I also was surprised to learn that not paying federal income taxes is extremely common in the United States. Millions of people fail to declare income or to file tax returns at all, and of those who do file returns, about one quarter have no federal income tax liability at all. Likely few of these “lucky duckies” (as the Wall Street Journal likes to call them) are evading income tax for reasons of conscience — but if it’s this common and this easy, I have to wonder why more people of conscience aren’t evading the income tax?

In , my own life has improved a great deal. I did not expect that the boost to my mood and my enthusiasm that came from washing the blood from my hands would be so intense or so long-lasting. I’ve also been enjoying the extra time in my schedule that I’ve had since quitting my job — I’ve been able to engage in some interesting projects, go on some great trips, visit friends and family more often, and have an extra hunk of leisure time.

On the other side of the coin, though, is the state of the nation and of the world, which has just been getting darker. To our political leaders the promise of liberty that has been this nation’s greatest source of pride is no more valuable than a campaign promise. Dishonesty and deception are so ingrained into politics that it’s hard to see how democracy could be recovered from the wreckage even if it were tried. And meanwhile, for ends which are apparently too shameful to reveal honestly, the United States and its coalition have murdered blindly more innocent people than were killed by terrorists on .

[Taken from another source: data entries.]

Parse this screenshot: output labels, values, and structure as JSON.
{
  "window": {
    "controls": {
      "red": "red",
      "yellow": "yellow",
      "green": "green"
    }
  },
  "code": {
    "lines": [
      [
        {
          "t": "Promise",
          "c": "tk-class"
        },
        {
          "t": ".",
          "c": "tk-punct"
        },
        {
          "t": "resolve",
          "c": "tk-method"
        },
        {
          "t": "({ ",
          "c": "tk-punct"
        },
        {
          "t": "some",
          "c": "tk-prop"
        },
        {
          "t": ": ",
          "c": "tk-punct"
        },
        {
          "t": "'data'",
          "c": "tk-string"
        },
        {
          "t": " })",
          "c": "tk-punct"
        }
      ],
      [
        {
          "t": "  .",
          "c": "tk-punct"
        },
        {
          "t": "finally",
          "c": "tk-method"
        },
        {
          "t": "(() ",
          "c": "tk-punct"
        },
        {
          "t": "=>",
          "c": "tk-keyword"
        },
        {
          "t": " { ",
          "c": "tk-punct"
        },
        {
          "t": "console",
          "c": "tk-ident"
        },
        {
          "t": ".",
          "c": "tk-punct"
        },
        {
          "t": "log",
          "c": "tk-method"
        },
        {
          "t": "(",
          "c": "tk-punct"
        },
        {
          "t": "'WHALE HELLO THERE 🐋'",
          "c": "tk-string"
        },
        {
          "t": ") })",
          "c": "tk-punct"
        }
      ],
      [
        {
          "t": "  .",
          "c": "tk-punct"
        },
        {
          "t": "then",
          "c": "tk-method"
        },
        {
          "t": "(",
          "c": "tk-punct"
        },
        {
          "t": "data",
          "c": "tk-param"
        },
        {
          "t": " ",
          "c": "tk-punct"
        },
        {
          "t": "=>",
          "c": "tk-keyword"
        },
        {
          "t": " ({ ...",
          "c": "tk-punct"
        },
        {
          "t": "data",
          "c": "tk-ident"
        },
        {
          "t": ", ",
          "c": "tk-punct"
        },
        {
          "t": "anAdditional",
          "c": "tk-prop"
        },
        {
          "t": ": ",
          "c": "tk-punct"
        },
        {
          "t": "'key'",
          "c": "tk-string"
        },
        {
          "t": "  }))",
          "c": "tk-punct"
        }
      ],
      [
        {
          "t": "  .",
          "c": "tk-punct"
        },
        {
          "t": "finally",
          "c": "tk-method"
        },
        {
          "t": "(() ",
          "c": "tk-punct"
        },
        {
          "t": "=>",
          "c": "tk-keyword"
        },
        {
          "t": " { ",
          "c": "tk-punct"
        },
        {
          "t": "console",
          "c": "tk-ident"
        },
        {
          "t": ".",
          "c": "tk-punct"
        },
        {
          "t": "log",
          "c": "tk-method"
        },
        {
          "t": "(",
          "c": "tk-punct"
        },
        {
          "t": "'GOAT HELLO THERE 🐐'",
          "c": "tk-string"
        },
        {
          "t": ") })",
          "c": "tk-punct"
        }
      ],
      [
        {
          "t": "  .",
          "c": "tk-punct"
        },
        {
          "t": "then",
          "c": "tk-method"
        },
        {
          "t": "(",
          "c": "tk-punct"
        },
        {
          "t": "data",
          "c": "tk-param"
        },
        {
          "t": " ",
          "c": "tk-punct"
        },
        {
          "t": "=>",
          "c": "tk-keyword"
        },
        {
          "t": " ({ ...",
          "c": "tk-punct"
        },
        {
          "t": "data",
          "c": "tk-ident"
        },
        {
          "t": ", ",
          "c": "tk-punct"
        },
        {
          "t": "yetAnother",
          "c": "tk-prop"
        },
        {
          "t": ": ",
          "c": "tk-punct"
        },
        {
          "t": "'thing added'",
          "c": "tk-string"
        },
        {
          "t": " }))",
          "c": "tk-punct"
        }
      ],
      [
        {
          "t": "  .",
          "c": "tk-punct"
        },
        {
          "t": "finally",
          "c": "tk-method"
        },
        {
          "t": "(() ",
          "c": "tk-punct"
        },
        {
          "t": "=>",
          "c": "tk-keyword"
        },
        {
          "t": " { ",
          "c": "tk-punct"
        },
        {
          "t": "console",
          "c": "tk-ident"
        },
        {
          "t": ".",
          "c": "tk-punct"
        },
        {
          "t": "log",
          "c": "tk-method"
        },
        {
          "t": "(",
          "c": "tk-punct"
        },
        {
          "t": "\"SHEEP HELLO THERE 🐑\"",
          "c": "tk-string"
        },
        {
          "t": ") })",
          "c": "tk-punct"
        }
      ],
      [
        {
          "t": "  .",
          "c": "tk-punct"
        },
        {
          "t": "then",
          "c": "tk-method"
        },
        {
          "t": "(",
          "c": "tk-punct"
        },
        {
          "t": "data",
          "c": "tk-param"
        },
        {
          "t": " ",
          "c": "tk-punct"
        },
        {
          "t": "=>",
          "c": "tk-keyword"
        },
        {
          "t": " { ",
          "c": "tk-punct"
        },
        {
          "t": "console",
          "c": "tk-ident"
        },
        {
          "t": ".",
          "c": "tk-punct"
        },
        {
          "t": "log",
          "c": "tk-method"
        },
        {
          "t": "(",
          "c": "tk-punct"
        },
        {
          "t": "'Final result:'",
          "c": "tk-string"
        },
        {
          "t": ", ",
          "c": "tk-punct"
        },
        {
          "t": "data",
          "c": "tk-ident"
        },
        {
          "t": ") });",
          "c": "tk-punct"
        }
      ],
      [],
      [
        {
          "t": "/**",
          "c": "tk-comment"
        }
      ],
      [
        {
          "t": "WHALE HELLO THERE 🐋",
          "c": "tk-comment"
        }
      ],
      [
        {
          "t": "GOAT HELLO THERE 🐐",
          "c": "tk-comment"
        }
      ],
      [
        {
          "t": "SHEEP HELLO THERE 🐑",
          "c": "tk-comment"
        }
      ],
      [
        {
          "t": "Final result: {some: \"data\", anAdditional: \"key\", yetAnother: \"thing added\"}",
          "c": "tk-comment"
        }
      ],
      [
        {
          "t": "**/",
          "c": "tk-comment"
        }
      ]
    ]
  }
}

The United States has taken on all comers and emerged victorious in the olympics of imprisonment — caging a higher percentage of its citizens than any other nation on earth. It vastly outspends several of its closest competitors combined on armaments and eagerly continues an arms race that nobody else can compete in. The government spends more money on the military today (in inflation-adjusted dollars) than at any time since the Korean War. Of course this is not because an angry vagrant in a cave and his evil henchmen are more dangerous than was the Soviet Union, but because the United States has adopted, shamelessly, the motives we accused the Evil Empire of having: It wants the power to rule the world with an iron fist.

Its citizens, alas, seem content, and most either praise their country with the unearned praise a grandparent gives a grandchild known mostly from a photo stuck to the fridge, or criticize it ineffectually with pointless barber-shop talk-show fluff. Only a fool thinks that liberty is still worth raising a fuss about, or that the blood of innocents is too high a price to pay for the lies of politicians. I’m sticking with the fools.